Assim, o termo diáspora atribui-se às comunidades de um dado país espalhadas pelo mundo, no seu conjunto. O de emigração corresponde à saída voluntária para outro país e por extensão, para as colónias do próprio. Implica a deslocação voluntária ou um acto espontâneo, o estabelecimento numa outra cultura através de um processo de inserção o que se diferencia do afastamento do viajante ou mercador.

 

2. À luz destes conceitos, como caracterizar o afastamento do corpo de funcionários embaixadores de países fora destes, desde sempre, e, modernamente, a busca de personalidades, por parte de instituições de países, mais desenvolvidos, dos mais diferentes campos, da economia à ciência, da saúde ao cinema, das artes ao futebol?

Esta terceira e nova realidade, tem como singularidade a sua cobertura institucional no motivo da deslocação. Ou seja, mais do que o carácter espontâneo ou individual da decisão de partir, encontra-se a busca e vontade de quem recebe, suportada numa necessidade, a preencher por traços idiossincráticos de quem se desloca.

Seriam os casos das deslocações, na economia e na política, em breve, de Vitor Constâncio, de Lisboa, onde é Governador do Banco de Portugal, para Bruxelas, onde será Vice-Presidente do Banco Central Europeu, e de JoãoVale de Almeida, de director de Relações Públicas da Comissão Europeia e de ex-chefe de gabinete de Durão Barroso, para embaixador da União Europeia em Washington.

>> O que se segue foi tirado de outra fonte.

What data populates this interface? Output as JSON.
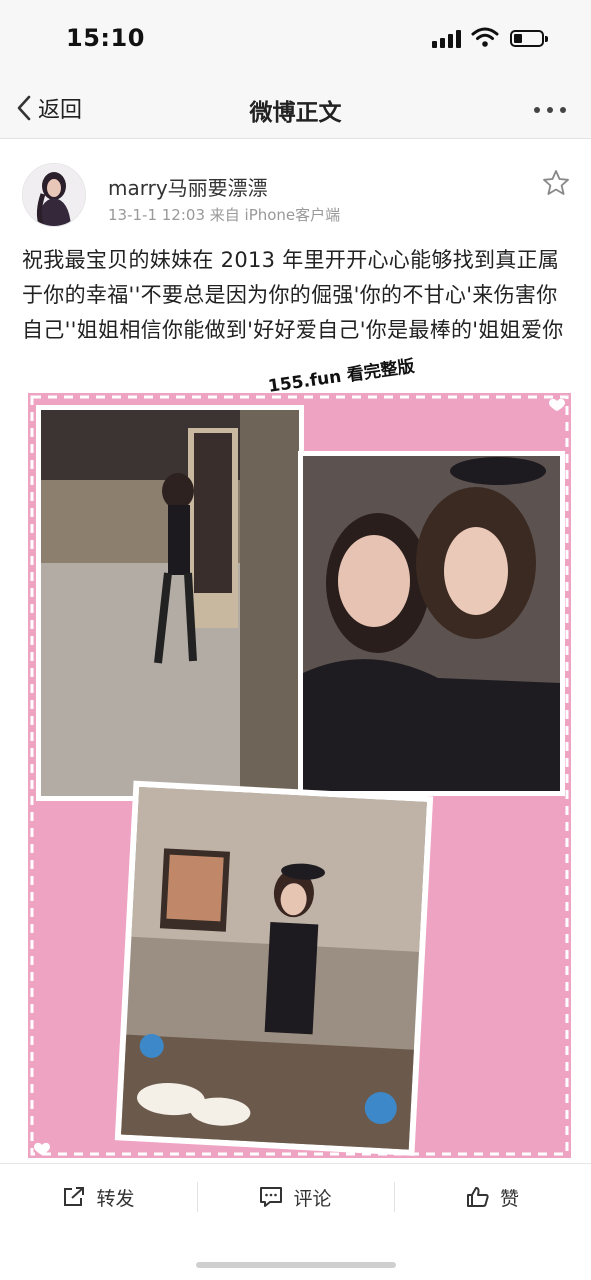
{
  "status_bar": {
    "time": "15:10"
  },
  "nav": {
    "back_label": "返回",
    "title": "微博正文"
  },
  "post": {
    "username": "marry马丽要漂漂",
    "meta": "13-1-1 12:03  来自 iPhone客户端",
    "text": "祝我最宝贝的妹妹在 2013 年里开开心心能够找到真正属于你的幸福''不要总是因为你的倔强'你的不甘心'来伤害你自己''姐姐相信你能做到'好好爱自己'你是最棒的'姐姐爱你",
    "image_watermark": "155.fun 看完整版"
  },
  "actions": {
    "repost_label": "转发",
    "comment_label": "评论",
    "like_label": "赞"
  },
  "colors": {
    "collage_pink": "#f0a5c4",
    "nav_bg": "#f7f7f7",
    "meta_gray": "#999999"
  },
  "icons": [
    "signal-icon",
    "wifi-icon",
    "battery-icon",
    "back-chevron-icon",
    "more-icon",
    "star-icon",
    "repost-icon",
    "comment-icon",
    "like-icon"
  ]
}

Em tal categoria, poderiam ser incluídas pessoas que, umas mais do que outras, começam a alcandorar-se a personalidades de relevo mundial como José Mourinho, Luís Figo e Cristiano Ronaldo, no futebol. Mas, também, António Damásio na saúde, Joaquim Almeida, no cinema ou Horta Osório, na Banca.

 

3. Pequenina, mas por isso mais humana e pessoal, como “o rio que corre pela minha aldeia”, de Alberto Caeiro / Fernando Pessoa, fica a realidade, porventura generalizável, da emigração e diáspora de uma família média portuguesa.

Foi a saída do avô, nos anos 20 do século passado para o Brasil ou Argentina, estabelecendo-se na agricultura ou no comércio. Do pai, nos anos 60 para a Europa, nomeadamente a França, por vezes, a salto, aparentemente, contra a vontade das autoridades, trabalhando em fábricas e na construção civil. Do dele próprio, emigrante na Suíça, Inglaterra ou outro país europeu, nos anos 80, fixando-se na restauração e no comércio; e, regressado, do filho, agora técnico, formado na escola portuguesa que se vai, na era da globalização, para todo o lado onde há necessidade dele, da China à Suécia, dos Estados Unidos ao Brasil, de Espanha a Inglaterra ou Alemanha.

Na primeira globalização, nos séculos XV e XVI, tivemos um papel determinante, como técnicos dominadores da navegação e da comunicação com os indígenas dos quatro cantos do mundo. Saído de Sabrosa e formado nas lides do mar, foi como técnico, pensando-se subaproveitado pelo rei português, que Fernão Magalhães dá a volta ao mundo ao serviço de uma potência estrangeira.

Na segunda globalização, muitos portugueses já se encontram na linha da frente para desempenharem as funções técnicas que na sua terra aprenderam, mas onde, de novo, se sentem com capacidades superiores àquelas de que a sua comunidade deles necessita.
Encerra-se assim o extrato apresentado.